The panel pointed out that the pandemic changed a normal way of life into an abnormal one in literally seconds, and this has finally led to a new normal. Being incharge of cyber security, CISOs were forced to make some relatively scary decisions to adapt to the challenges of the pandemic. Moreover, CISOs see many things, which their colleagues in an organisation do not see.
The pandemic has forced many people into joblessness who have either turned to cyber-crimes to earn a living or are working out of their homes for a living. CISOs need to revisit and reassess their complete risk landscape and security controls. Control needs to be reshuffled from network centric architecture to remote centric and end point centric architectures.

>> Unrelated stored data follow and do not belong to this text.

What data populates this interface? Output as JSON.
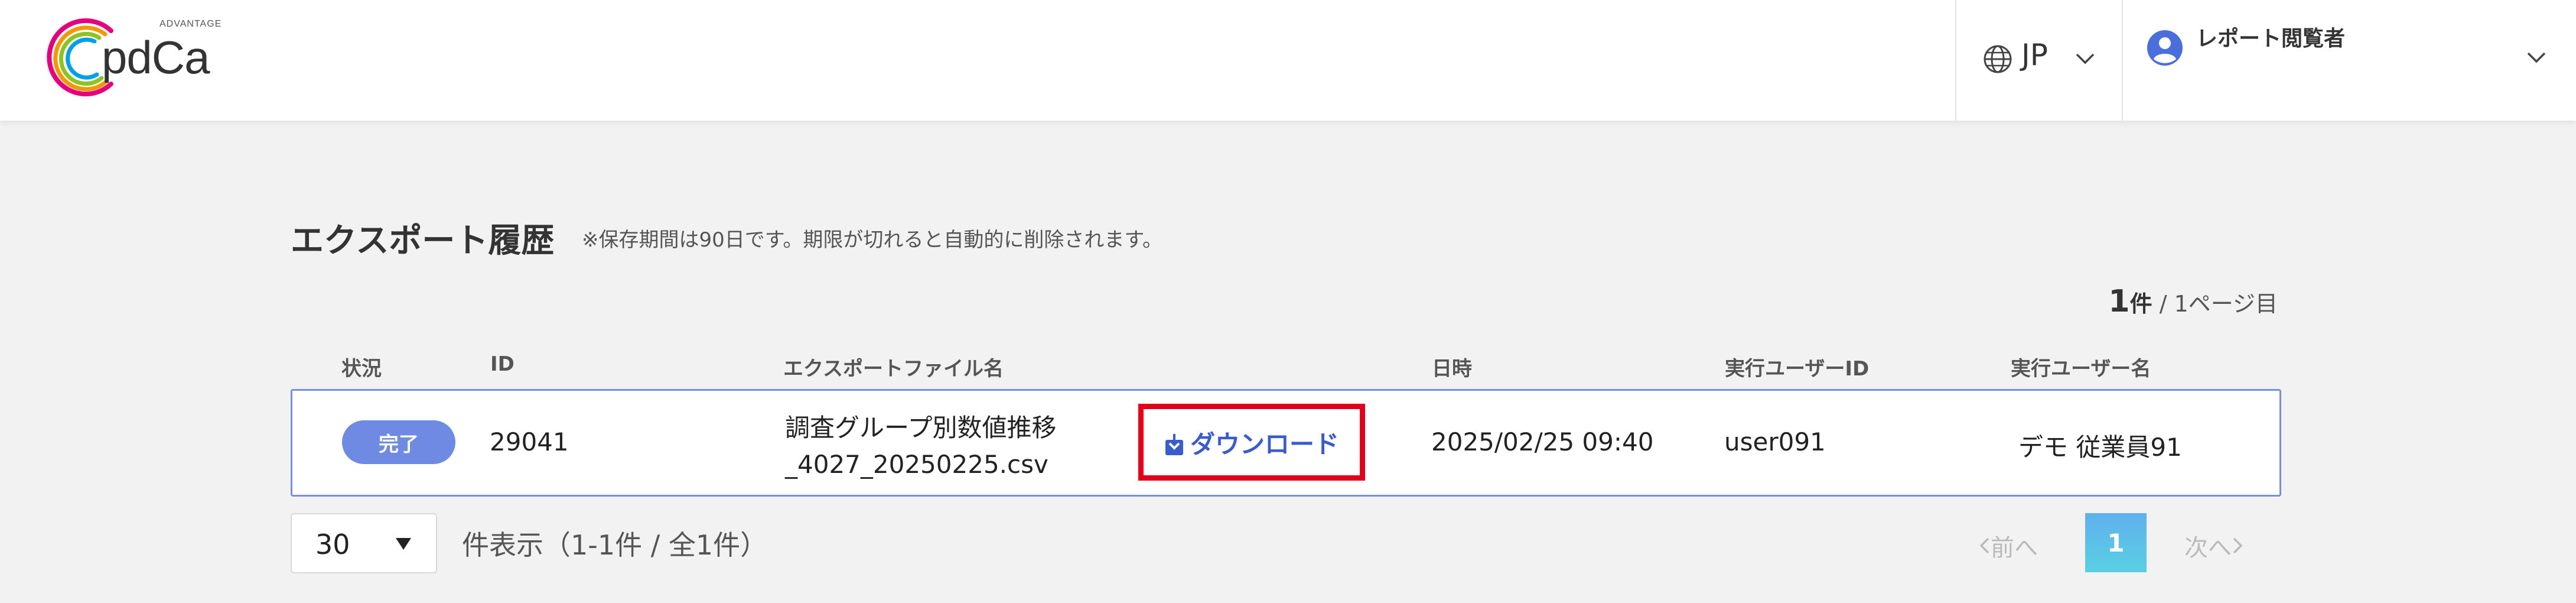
{
  "header": {
    "logo_tag": "ADVANTAGE",
    "logo_word": "pdCa",
    "language": "JP",
    "user_name": "レポート閲覧者"
  },
  "page": {
    "title": "エクスポート履歴",
    "note": "※保存期間は90日です。期限が切れると自動的に削除されます。",
    "count_num": "1",
    "count_unit": "件",
    "count_suffix": " / 1ページ目"
  },
  "table": {
    "headers": {
      "status": "状況",
      "id": "ID",
      "filename": "エクスポートファイル名",
      "datetime": "日時",
      "user_id": "実行ユーザーID",
      "user_name": "実行ユーザー名"
    },
    "rows": [
      {
        "status": "完了",
        "id": "29041",
        "filename_line1": "調査グループ別数値推移",
        "filename_line2": "_4027_20250225.csv",
        "download_label": "ダウンロード",
        "datetime": "2025/02/25 09:40",
        "user_id": "user091",
        "user_name": "デモ 従業員91"
      }
    ]
  },
  "footer": {
    "page_size": "30",
    "display_count": "件表示（1-1件 / 全1件）",
    "prev_label": "前へ",
    "current_page": "1",
    "next_label": "次へ"
  },
  "colors": {
    "badge": "#6f8ae2",
    "row_border": "#7b8ed8",
    "download_text": "#3a5bd0",
    "highlight_box": "#e3001b",
    "page_active": "#5fb0ec"
  }
}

The threat attack landscape is continuously evolving and everything is changing. CISOs cannot follow the new normal, since that means they are not doing anything. In fact, in the new normal, CISOs should prepare the organisation and stakeholders on how to manage a breach, and focus on what to do after the breach.
In order to raise the awareness levels of the impact of cyberattacks, and the need to protect security budgets, shareholders can be exposed to mock attacks like compromising their mobile devices and social media accounts.
The event concluded with a highly interactive quiz, conducted by Hardeep Singh, around the topics of discussion in today’s virtual summit. The total prize money was $500 in Amazon vouchers. A number of interesting questions were also answered by the panelists across the two hour long virtual summit.